- Associated Press - Sunday, February 7, 2016

GLENWOOD SPRINGS, Colo. (AP) - Skiers looking for new thrills are heading to ski resorts after dark, filling parking lots and climbing ski runs after the sun goes down.

It’s all part of a sport called “uphilling,” and it’s seeing a big surge in popularity

At Sunlight Ski Resort near Glenwood Springs, skiers flock to the parking lots after the resort closes for the day, using skis, snowshoes and other equipment that has been adapted to uphill climbing in snow.

“I’ve been coming up here to do this for 19 years,” said snowboarder Darin Binion of Carbondale. “I remember that hardly anyone else was around doing this kind of thing back then.”

In addition to Aspen Skiing Co.’s four mountain ski areas, Sunlight has helped make the valley an uphillers’ destination, with the support of ski areas, compared with other areas of the country that have limited or even prohibited uphill skiing.

“We are obviously big fans of people simply having fun in the snow,” said Troy Hawks, Sunlight marketing and sales director. “There is a passion for this activity right now, and we no doubt want to see people out there going up, going down, sliding around and just enjoying themselves.”

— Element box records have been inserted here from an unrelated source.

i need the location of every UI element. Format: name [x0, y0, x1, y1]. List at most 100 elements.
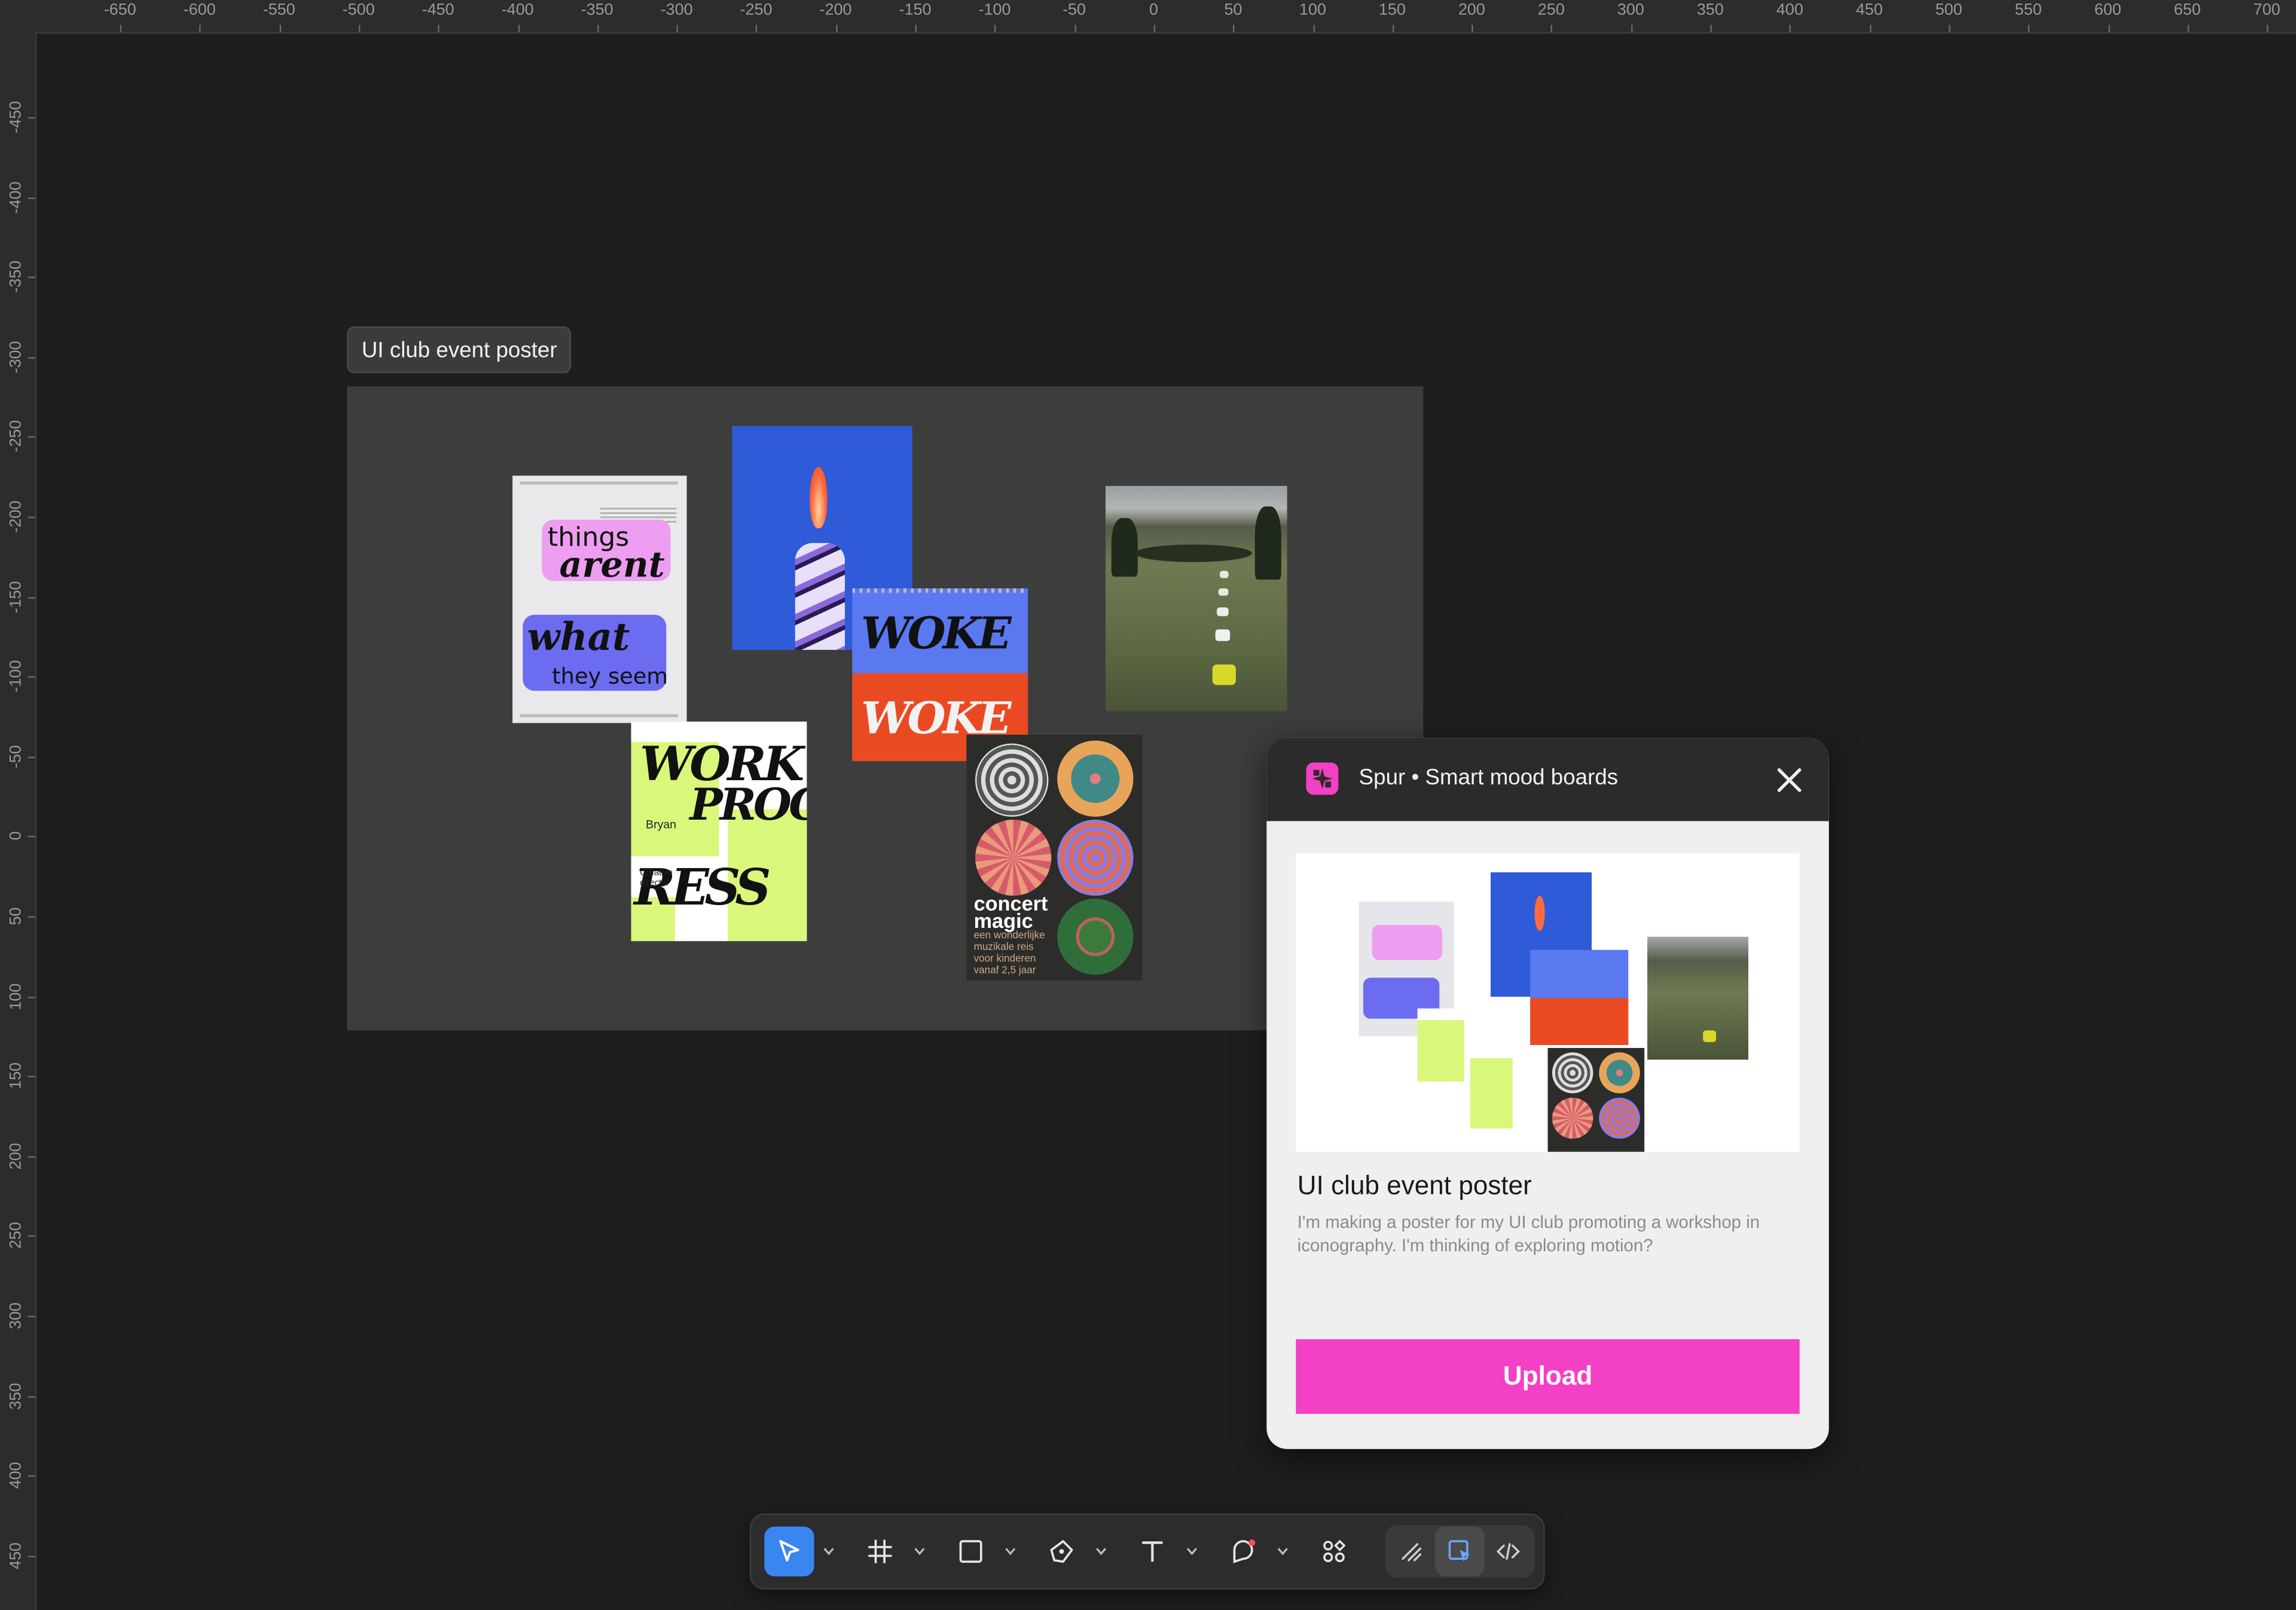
- ruler-tick-label: 100: [1299, 1, 1326, 19]
- ruler-tick: [28, 1475, 35, 1477]
- dev-mode-button[interactable]: [1483, 1526, 1533, 1576]
- ruler-tick-label: 0: [7, 832, 25, 841]
- poster-text: arent: [559, 543, 665, 586]
- ruler-tick: [2108, 25, 2109, 32]
- hash-frame-icon: [868, 1539, 892, 1563]
- poster-text: PROG: [689, 780, 807, 832]
- poster-text: they seem: [552, 663, 668, 690]
- move-tool-button[interactable]: [764, 1526, 814, 1577]
- ruler-tick: [1551, 25, 1553, 32]
- poster-text: Bryan: [646, 818, 677, 832]
- shape-tool-button[interactable]: [1219, 1526, 1268, 1576]
- ruler-tick: [28, 1395, 35, 1398]
- ruler-tick: [2028, 25, 2030, 32]
- ruler-tick-label: -400: [501, 1, 534, 19]
- ruler-tick-label: 550: [2014, 1, 2042, 19]
- ruler-tick: [438, 25, 440, 32]
- ruler-tick-label: -600: [183, 1, 216, 19]
- chevron-down-icon[interactable]: [1275, 1544, 1290, 1559]
- pen-tool-button[interactable]: [1037, 1526, 1086, 1576]
- ruler-tick-label: 200: [7, 1142, 25, 1170]
- shape-icon: [1233, 1539, 1256, 1563]
- poster-concert-magic[interactable]: concert magic een wonderlijke muzikale r…: [966, 734, 1143, 981]
- poster-text: WOKE: [861, 609, 1012, 661]
- ruler-tick-label: 100: [7, 982, 25, 1010]
- ruler-tick: [517, 25, 520, 32]
- ruler-tick-label: 200: [1458, 1, 1485, 19]
- ruler-tick: [28, 596, 35, 598]
- ruler-tick: [1312, 25, 1314, 32]
- ruler-tick-label: -500: [342, 1, 375, 19]
- components-icon: [1323, 1539, 1346, 1562]
- poster-things-arent[interactable]: things arent what they seem: [512, 475, 687, 723]
- ruler-tick-label: -100: [7, 660, 25, 693]
- ruler-tick: [28, 117, 35, 119]
- ruler-tick-label: -300: [7, 340, 25, 373]
- code-icon: [1496, 1543, 1521, 1560]
- horizontal-ruler: -650 -600 -550 -500 -450 -400 -350 -300 -250 -200…: [0, 0, 2296, 34]
- ruler-tick-label: 0: [1149, 1, 1159, 19]
- ruler-tick: [28, 1236, 35, 1238]
- cursor-icon: [779, 1539, 799, 1562]
- upload-button[interactable]: Upload: [1296, 1339, 1800, 1414]
- frame-tool-button[interactable]: [855, 1526, 905, 1576]
- ruler-tick-label: 150: [1378, 1, 1406, 19]
- close-icon[interactable]: [1773, 764, 1806, 796]
- ruler-tick: [28, 836, 35, 838]
- board-title: UI club event poster: [1297, 1171, 1532, 1200]
- ruler-tick: [28, 517, 35, 518]
- ruler-tick-label: -200: [819, 1, 852, 19]
- ruler-tick: [756, 25, 758, 32]
- ruler-tick: [835, 25, 838, 32]
- poster-text: een wonderlijke muzikale reis voor kinde…: [973, 931, 1045, 976]
- ruler-tick: [28, 1315, 35, 1318]
- ruler-tick: [597, 25, 599, 32]
- design-icon: [1448, 1540, 1470, 1562]
- ruler-tick: [28, 1156, 35, 1158]
- poster-work-progress[interactable]: WORK PROG RESS Bryan Creative director: [631, 721, 807, 942]
- ruler-tick: [676, 25, 679, 32]
- ruler-tick: [199, 25, 201, 32]
- chevron-down-icon[interactable]: [912, 1544, 927, 1559]
- draw-mode-button[interactable]: [1387, 1526, 1436, 1576]
- ruler-tick-label: -450: [7, 100, 25, 133]
- poster-road-photo[interactable]: [1105, 485, 1287, 711]
- ruler-tick: [1710, 25, 1712, 32]
- ruler-tick-label: 650: [2173, 1, 2201, 19]
- ruler-tick-label: 150: [7, 1062, 25, 1090]
- ruler-tick: [2267, 25, 2268, 32]
- ruler-tick-label: 50: [7, 907, 25, 925]
- ruler-tick-label: -50: [1062, 1, 1086, 19]
- ruler-tick-label: -400: [7, 181, 25, 213]
- ruler-tick-label: 250: [7, 1222, 25, 1249]
- spur-plugin-panel: Spur • Smart mood boards UI club event p…: [1266, 737, 1829, 1449]
- design-mode-button[interactable]: [1435, 1526, 1485, 1577]
- ruler-tick: [28, 756, 35, 758]
- ruler-tick-label: -200: [7, 500, 25, 533]
- rectangle-tool-button[interactable]: [946, 1526, 996, 1576]
- ruler-tick-label: -150: [7, 580, 25, 613]
- components-tool-button[interactable]: [1309, 1526, 1358, 1576]
- ruler-tick-label: 500: [1935, 1, 1962, 19]
- ruler-tick-label: -50: [7, 744, 25, 768]
- ruler-corner: [0, 0, 35, 32]
- chevron-down-icon[interactable]: [1003, 1544, 1018, 1559]
- ruler-tick: [28, 197, 35, 198]
- chevron-down-icon[interactable]: [1094, 1544, 1108, 1559]
- board-description: I'm making a poster for my UI club promo…: [1297, 1212, 1760, 1256]
- ruler-tick: [28, 676, 35, 678]
- ruler-tick-label: 450: [1855, 1, 1883, 19]
- ruler-tick: [1631, 25, 1632, 32]
- mood-board-frame[interactable]: things arent what they seem WOKE WOKE WO…: [347, 386, 1424, 1031]
- rectangle-icon: [959, 1540, 982, 1563]
- ruler-tick: [28, 916, 35, 918]
- ruler-tick-label: 300: [7, 1302, 25, 1330]
- chevron-down-icon[interactable]: [1184, 1544, 1199, 1559]
- ruler-tick-label: 350: [7, 1382, 25, 1410]
- pen-icon: [1050, 1540, 1073, 1563]
- chevron-down-icon[interactable]: [822, 1544, 836, 1559]
- ruler-tick-label: -650: [103, 1, 136, 19]
- ruler-tick: [994, 25, 997, 32]
- text-tool-button[interactable]: [1128, 1526, 1177, 1576]
- frame-label[interactable]: UI club event poster: [347, 326, 572, 374]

Assistant General Manager Tom Hays remembers when the sport was not quite so common, the Glenwood Springs Post Independent reported (http://tinyurl.com/hqqzosa).

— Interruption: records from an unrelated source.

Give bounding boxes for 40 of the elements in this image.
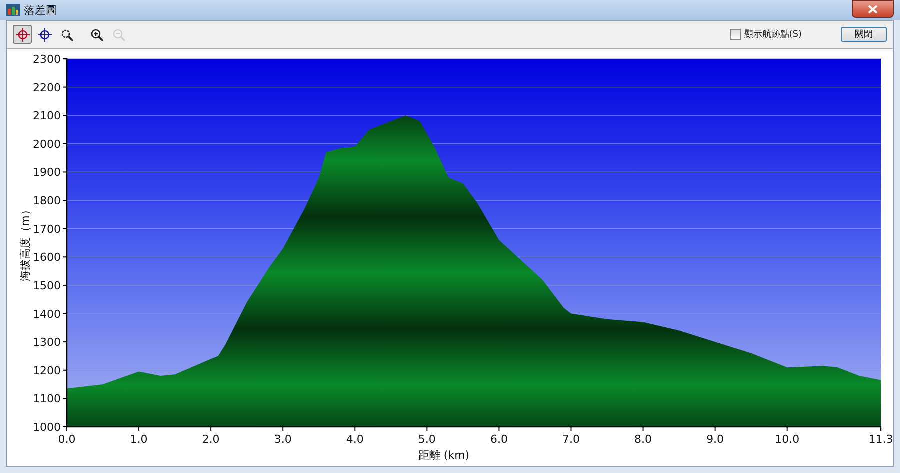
app-icon <box>6 4 20 16</box>
close-button[interactable] <box>852 0 894 18</box>
tick-label: 1200 <box>33 364 61 378</box>
magnifier-icon <box>60 28 74 42</box>
tick-label: 1.0 <box>130 433 148 446</box>
tick-label: 1000 <box>33 421 61 434</box>
tick-label: 5.0 <box>418 433 436 446</box>
zoom-out-icon <box>112 28 126 42</box>
tick-label: 2300 <box>33 53 61 66</box>
tick-label: 1800 <box>33 194 61 208</box>
tick-label: 7.0 <box>562 433 580 446</box>
tick-label: 10.0 <box>775 433 800 446</box>
close-icon <box>868 4 878 14</box>
tick-label: 9.0 <box>706 433 724 446</box>
zoom-in-icon <box>90 28 104 42</box>
tick-label: 1600 <box>33 251 61 264</box>
tick-label: 1900 <box>33 166 61 180</box>
tick-label: 3.0 <box>274 433 292 446</box>
tick-label: 11.3 <box>868 433 894 446</box>
tick-label: 1400 <box>33 308 61 321</box>
tick-label: 1100 <box>33 392 61 406</box>
tick-label: 2000 <box>33 138 61 151</box>
tick-label: 0.0 <box>58 433 76 446</box>
tick-label: 2.0 <box>202 433 220 446</box>
tool-button[interactable] <box>35 25 54 44</box>
tick-label: 1500 <box>33 279 61 292</box>
tick-label: 6.0 <box>490 433 508 446</box>
show-points-checkbox[interactable]: 顯示航跡點(S) <box>730 28 802 41</box>
window-title: 落差圖 <box>24 2 58 18</box>
tick-label: 2100 <box>33 110 61 123</box>
tick-label: 8.0 <box>634 433 652 446</box>
close-button[interactable]: 關閉 <box>841 27 887 42</box>
tick-label: 1700 <box>33 222 61 236</box>
axis-title: 距離 (km) <box>418 449 470 462</box>
crosshair-icon <box>16 28 30 42</box>
crosshair-icon <box>38 28 52 42</box>
tick-label: 4.0 <box>346 433 364 446</box>
axis-title: 海拔高度（m） <box>19 204 32 282</box>
tick-label: 1300 <box>33 336 61 350</box>
tick-label: 2200 <box>33 81 61 94</box>
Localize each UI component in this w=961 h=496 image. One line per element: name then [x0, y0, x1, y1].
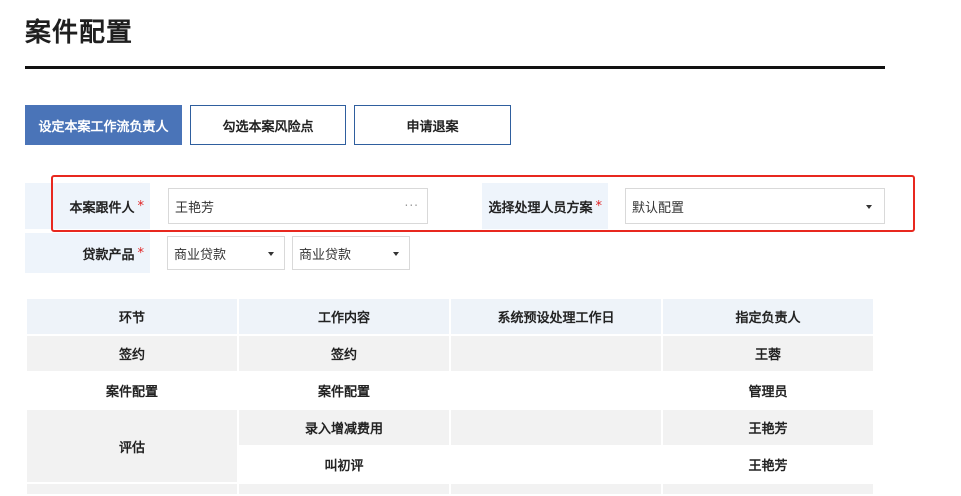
column-header: 环节	[25, 297, 239, 336]
tab-select-risk-points[interactable]: 勾选本案风险点	[190, 105, 346, 145]
column-header: 系统预设处理工作日	[449, 297, 663, 336]
highlight-box	[51, 175, 915, 232]
stage-cell: 案件配置	[25, 371, 239, 410]
product-select-2[interactable]: 商业贷款	[292, 236, 410, 270]
table-row: 案件配置 案件配置 管理员	[25, 371, 875, 410]
table-row	[25, 482, 875, 496]
owner-cell[interactable]: 管理员	[661, 371, 875, 410]
product-value-2: 商业贷款	[299, 247, 352, 263]
column-header: 指定负责人	[661, 297, 875, 336]
owner-cell[interactable]: 王艳芳	[661, 408, 875, 447]
required-mark: *	[137, 245, 145, 261]
content-cell: 案件配置	[237, 371, 451, 410]
table-row: 签约 签约 王蓉	[25, 334, 875, 373]
days-cell	[449, 445, 663, 484]
table-cell	[25, 482, 239, 496]
product-value-1: 商业贷款	[174, 247, 227, 263]
owner-cell[interactable]: 王艳芳	[661, 445, 875, 484]
content-cell: 签约	[237, 334, 451, 373]
tab-set-workflow-owner[interactable]: 设定本案工作流负责人	[25, 105, 182, 145]
product-label-text: 贷款产品	[82, 247, 135, 263]
days-cell	[449, 371, 663, 410]
column-header: 工作内容	[237, 297, 451, 336]
days-cell	[449, 334, 663, 373]
stage-cell: 签约	[25, 334, 239, 373]
chevron-down-icon	[393, 252, 399, 256]
chevron-down-icon	[268, 252, 274, 256]
content-cell: 录入增减费用	[237, 408, 451, 447]
stage-cell: 评估	[25, 408, 239, 484]
product-select-1[interactable]: 商业贷款	[167, 236, 285, 270]
table-header-row: 环节 工作内容 系统预设处理工作日 指定负责人	[25, 297, 875, 336]
table-cell	[449, 482, 663, 496]
days-cell	[449, 408, 663, 447]
tab-apply-withdraw[interactable]: 申请退案	[354, 105, 511, 145]
workflow-table: 环节 工作内容 系统预设处理工作日 指定负责人 签约 签约 王蓉 案件配置 案件…	[25, 297, 875, 496]
table-row: 评估 录入增减费用 王艳芳	[25, 408, 875, 484]
table-cell	[661, 482, 875, 496]
product-label: 贷款产品 *	[25, 233, 150, 273]
page-title: 案件配置	[25, 18, 134, 48]
owner-cell[interactable]: 王蓉	[661, 334, 875, 373]
table-cell	[237, 482, 451, 496]
title-divider	[25, 66, 885, 69]
content-cell: 叫初评	[237, 445, 451, 484]
action-tabs: 设定本案工作流负责人 勾选本案风险点 申请退案	[25, 105, 511, 145]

“Back in 2006 Sunlight hosted a 24-hour endurance race that was pretty brutal - we had people skinning up and skiing down the mountain as many times as they could in one day,” he said. “People were excited, and around that time they began training and becoming interested in the sport - I think that’s when uphilling and ski mountaineering really started to catch on here.”

Hays said the resort set rules to make safety a priority, including requirements to avoid ski grooming and other equipment after dark.

“First we ask that people get a hiker’s pass - it’s free of charge, and includes a map of the recommended route,” he said. “We need people to stick to the side of the trail near treeline, especially after dark, and always remember that downhill skiers have right-of-way.”